Heisler Group

Confocal projection showing polar localisation of the auxin efflux carrier PIN1 fused to GFP. At organ inception PIN1 polarities are directed away from adjacent organ sites and towards the new site.


Using A. thaliana as a model, the Heisler group seeks to understand patterning in plant development and how it is established and regulated.

Previous and current research

In addition to providing us with the air we breathe, the food we eat and much of the energy and materials we use, plants exhibit a unique beauty associated with their strikingly symmetrical patterns of development. Multicellularity also evolved independently in plants giving us an opportunity to compare and contrast the developmental strategies used in different kingdoms.

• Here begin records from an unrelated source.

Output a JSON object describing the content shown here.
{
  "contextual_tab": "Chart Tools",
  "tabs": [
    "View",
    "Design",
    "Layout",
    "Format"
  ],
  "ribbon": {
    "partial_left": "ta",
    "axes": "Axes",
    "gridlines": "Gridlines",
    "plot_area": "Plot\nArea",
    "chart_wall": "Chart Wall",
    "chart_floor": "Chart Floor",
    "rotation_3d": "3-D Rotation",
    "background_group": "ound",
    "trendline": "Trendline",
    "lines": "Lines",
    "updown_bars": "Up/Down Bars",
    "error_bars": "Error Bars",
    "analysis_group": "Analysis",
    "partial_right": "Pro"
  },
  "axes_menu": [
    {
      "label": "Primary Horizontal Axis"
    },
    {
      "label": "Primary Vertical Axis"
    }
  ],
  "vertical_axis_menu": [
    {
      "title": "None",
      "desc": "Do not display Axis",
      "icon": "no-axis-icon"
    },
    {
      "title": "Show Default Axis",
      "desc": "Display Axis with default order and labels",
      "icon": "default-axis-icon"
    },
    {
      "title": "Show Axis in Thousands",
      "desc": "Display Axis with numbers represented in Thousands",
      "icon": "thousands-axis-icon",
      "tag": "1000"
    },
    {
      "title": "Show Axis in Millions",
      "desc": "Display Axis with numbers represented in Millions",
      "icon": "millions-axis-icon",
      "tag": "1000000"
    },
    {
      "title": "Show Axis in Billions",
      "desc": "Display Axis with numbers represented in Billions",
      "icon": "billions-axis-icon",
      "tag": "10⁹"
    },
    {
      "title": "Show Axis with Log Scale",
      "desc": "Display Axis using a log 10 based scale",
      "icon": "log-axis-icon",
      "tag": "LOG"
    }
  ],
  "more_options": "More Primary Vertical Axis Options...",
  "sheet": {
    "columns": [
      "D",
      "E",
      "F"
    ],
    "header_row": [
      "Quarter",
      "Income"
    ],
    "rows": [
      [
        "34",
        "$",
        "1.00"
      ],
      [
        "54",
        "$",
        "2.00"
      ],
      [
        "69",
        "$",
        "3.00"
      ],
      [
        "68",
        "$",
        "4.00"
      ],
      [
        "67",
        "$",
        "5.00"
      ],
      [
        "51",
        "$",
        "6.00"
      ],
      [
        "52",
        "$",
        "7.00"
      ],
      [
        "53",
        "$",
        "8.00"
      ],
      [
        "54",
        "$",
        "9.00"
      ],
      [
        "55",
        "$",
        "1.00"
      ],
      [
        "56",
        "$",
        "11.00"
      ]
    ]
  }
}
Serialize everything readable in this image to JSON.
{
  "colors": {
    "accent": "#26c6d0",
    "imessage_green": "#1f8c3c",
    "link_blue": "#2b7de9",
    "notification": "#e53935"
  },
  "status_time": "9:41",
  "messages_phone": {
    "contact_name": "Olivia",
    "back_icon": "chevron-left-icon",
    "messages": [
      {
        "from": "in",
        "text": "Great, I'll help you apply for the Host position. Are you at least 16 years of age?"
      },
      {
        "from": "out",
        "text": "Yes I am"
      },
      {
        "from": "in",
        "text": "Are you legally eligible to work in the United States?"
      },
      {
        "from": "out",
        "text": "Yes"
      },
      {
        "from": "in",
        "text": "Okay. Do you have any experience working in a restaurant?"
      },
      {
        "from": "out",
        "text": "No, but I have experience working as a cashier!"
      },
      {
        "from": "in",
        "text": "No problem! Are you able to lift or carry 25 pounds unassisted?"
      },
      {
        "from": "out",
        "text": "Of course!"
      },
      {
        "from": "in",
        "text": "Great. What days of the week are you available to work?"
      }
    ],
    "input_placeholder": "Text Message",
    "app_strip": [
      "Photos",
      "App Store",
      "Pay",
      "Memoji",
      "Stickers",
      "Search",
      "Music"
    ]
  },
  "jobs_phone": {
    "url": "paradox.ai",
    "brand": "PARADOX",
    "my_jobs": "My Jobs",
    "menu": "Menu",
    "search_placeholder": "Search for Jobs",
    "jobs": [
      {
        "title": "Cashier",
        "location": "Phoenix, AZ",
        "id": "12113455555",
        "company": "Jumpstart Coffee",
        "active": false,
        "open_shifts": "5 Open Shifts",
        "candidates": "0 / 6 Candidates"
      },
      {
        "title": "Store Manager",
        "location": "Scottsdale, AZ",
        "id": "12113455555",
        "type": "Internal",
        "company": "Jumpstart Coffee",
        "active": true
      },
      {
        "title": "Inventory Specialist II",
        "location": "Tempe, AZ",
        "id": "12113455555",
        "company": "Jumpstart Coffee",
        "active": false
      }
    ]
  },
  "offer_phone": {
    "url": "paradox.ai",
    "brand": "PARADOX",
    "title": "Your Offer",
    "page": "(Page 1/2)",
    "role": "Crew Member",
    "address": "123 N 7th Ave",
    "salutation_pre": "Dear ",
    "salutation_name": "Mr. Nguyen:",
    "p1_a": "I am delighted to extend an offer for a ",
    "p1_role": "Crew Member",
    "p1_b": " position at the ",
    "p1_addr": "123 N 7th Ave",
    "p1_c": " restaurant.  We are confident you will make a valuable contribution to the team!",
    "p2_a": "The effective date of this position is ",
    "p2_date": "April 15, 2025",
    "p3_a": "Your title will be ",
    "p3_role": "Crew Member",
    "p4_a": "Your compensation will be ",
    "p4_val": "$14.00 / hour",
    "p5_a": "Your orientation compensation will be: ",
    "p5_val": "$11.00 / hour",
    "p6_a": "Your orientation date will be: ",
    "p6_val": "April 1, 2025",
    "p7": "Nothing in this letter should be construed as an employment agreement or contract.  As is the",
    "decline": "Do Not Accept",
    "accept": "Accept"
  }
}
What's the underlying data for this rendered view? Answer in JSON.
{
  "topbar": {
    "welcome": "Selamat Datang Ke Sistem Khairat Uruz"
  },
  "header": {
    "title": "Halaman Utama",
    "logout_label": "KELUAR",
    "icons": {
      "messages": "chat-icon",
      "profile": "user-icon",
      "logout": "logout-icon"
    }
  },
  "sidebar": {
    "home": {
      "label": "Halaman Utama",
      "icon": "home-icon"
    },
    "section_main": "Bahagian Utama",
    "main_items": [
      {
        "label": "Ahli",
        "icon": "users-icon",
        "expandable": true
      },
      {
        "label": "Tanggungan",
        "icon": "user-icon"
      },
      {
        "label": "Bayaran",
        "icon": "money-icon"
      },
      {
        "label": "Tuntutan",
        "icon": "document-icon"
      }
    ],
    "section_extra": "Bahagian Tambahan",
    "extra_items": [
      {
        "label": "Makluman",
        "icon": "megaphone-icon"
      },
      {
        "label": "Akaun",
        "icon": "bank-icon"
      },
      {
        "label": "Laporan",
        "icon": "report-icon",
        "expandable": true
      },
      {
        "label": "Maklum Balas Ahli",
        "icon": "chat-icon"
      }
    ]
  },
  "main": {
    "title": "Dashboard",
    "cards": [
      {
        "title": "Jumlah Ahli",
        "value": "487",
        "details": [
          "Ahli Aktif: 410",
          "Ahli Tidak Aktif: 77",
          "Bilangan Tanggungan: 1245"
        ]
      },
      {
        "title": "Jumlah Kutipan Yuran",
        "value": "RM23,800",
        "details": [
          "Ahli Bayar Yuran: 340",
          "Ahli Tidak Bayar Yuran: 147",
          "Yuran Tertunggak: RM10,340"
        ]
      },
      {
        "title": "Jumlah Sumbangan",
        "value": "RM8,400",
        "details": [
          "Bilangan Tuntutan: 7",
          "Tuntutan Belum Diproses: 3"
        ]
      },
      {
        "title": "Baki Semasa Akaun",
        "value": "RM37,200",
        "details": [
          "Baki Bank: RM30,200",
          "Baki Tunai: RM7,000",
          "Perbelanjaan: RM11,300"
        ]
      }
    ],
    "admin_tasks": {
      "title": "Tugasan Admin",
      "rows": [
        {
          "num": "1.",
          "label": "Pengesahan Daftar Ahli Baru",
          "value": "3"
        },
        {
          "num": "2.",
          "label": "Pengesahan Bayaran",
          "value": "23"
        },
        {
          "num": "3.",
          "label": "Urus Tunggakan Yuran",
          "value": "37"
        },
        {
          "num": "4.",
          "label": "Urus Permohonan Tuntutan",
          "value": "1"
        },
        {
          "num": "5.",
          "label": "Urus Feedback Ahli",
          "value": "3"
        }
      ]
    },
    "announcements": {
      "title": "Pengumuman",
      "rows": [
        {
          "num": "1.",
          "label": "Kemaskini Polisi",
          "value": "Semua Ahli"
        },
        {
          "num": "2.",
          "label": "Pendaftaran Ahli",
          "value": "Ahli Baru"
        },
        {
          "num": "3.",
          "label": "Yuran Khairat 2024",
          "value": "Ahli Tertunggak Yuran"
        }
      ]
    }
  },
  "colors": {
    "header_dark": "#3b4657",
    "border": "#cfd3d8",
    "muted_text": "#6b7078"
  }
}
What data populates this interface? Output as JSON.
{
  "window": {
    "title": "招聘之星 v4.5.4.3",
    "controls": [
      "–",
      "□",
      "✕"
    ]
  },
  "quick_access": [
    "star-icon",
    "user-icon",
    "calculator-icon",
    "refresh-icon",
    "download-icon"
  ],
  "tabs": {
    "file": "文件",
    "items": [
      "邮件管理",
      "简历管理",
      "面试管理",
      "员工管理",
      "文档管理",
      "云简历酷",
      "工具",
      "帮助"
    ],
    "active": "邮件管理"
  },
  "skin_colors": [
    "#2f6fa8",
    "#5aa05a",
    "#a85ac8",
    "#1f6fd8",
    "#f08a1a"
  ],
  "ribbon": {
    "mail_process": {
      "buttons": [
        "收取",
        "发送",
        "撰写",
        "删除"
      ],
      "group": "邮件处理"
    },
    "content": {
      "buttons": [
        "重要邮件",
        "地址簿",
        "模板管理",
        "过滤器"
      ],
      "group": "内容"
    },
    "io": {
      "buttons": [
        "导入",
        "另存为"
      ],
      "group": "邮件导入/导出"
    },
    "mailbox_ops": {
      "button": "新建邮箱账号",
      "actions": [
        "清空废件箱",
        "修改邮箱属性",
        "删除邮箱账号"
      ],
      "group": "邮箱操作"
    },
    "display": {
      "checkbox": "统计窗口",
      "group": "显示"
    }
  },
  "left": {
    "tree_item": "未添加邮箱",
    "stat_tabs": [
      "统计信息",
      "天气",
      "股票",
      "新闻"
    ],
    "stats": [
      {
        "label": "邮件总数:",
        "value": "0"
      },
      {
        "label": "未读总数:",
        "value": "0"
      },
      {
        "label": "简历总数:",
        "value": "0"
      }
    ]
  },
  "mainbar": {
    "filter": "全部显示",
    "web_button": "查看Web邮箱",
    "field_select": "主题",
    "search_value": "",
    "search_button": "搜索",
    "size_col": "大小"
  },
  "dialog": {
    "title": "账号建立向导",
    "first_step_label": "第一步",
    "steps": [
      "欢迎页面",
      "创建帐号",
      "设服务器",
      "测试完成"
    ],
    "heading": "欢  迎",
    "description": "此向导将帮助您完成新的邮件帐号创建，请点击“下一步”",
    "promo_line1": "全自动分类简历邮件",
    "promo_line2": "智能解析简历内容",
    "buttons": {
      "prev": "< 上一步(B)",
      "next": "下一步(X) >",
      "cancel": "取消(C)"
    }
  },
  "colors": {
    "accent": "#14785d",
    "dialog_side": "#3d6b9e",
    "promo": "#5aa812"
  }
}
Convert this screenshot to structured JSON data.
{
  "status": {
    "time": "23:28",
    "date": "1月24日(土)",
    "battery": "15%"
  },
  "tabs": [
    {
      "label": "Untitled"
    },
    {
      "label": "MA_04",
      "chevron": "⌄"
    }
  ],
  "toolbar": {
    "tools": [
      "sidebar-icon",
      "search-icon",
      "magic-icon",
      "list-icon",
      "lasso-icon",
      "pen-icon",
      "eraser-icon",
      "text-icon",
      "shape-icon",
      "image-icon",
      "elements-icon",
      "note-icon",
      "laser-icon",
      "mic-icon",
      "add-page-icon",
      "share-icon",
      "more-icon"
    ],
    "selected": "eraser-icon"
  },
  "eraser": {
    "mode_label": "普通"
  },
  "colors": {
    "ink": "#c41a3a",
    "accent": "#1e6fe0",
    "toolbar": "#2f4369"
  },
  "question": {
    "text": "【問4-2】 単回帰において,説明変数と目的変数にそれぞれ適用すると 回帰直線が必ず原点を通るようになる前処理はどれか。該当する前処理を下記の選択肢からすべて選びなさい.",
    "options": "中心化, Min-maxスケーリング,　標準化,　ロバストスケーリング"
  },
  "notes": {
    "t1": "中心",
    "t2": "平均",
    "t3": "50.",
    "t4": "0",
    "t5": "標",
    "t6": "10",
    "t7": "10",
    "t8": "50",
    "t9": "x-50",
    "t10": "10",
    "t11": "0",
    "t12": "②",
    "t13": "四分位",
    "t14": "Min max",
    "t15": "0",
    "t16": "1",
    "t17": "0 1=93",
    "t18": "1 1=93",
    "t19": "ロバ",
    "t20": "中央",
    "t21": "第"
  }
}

Lateral organ formation in the model plant species Arabidopsis thaliana provides an ideal system for investigating plant development since it involves the coordination of several fundamental processes, including cell polarity, gene expression and morphogenesis. Our previous work reveals that patterns of cell polarity control both morphogenesis at the cellular level as well as at the tissue level. This integration occurs through the co-alignment of microtubule arrays with the polar localisation patterns of the auxin efflux carrier PIN1. The microtubule cytoskeleton regulates growth direction at the cellular level, while PIN1 works to concentrate the hormone auxin at the tissue level to localise growth. Our data so far suggests a role for mechanical stresses in orienting these factors and we are further investigating this possibility.

More recently we have found that organogenesis correlates spatially with a boundary between the expression domains of genes normally associated with the top (dorsal) and bottom (ventral) tissues of leaves. In fact, we have found that juxtaposition of dorsal and ventral gene expression domains is necessary for leaves to initiate properly and the creation of new dorsoventral gene expression boundaries provokes the formation of new leaf tissues along the boundary. Similar juxtaposition dependent development occurs in response to the formation of dorsoventral boundaries during insect wing and vertebrate limb development suggesting a similar logic operates in these otherwise very different contexts.

Future projects and goals

Our current and future research focuses on the establishment and function of dorsoventral boundaries in plants. Our main questions include: How do dorsoventral gene expression boundaries regulate organ morphogenesis and positioning, for example cell polarity patterns? And how are dorsoventral gene expression boundaries established and regulated?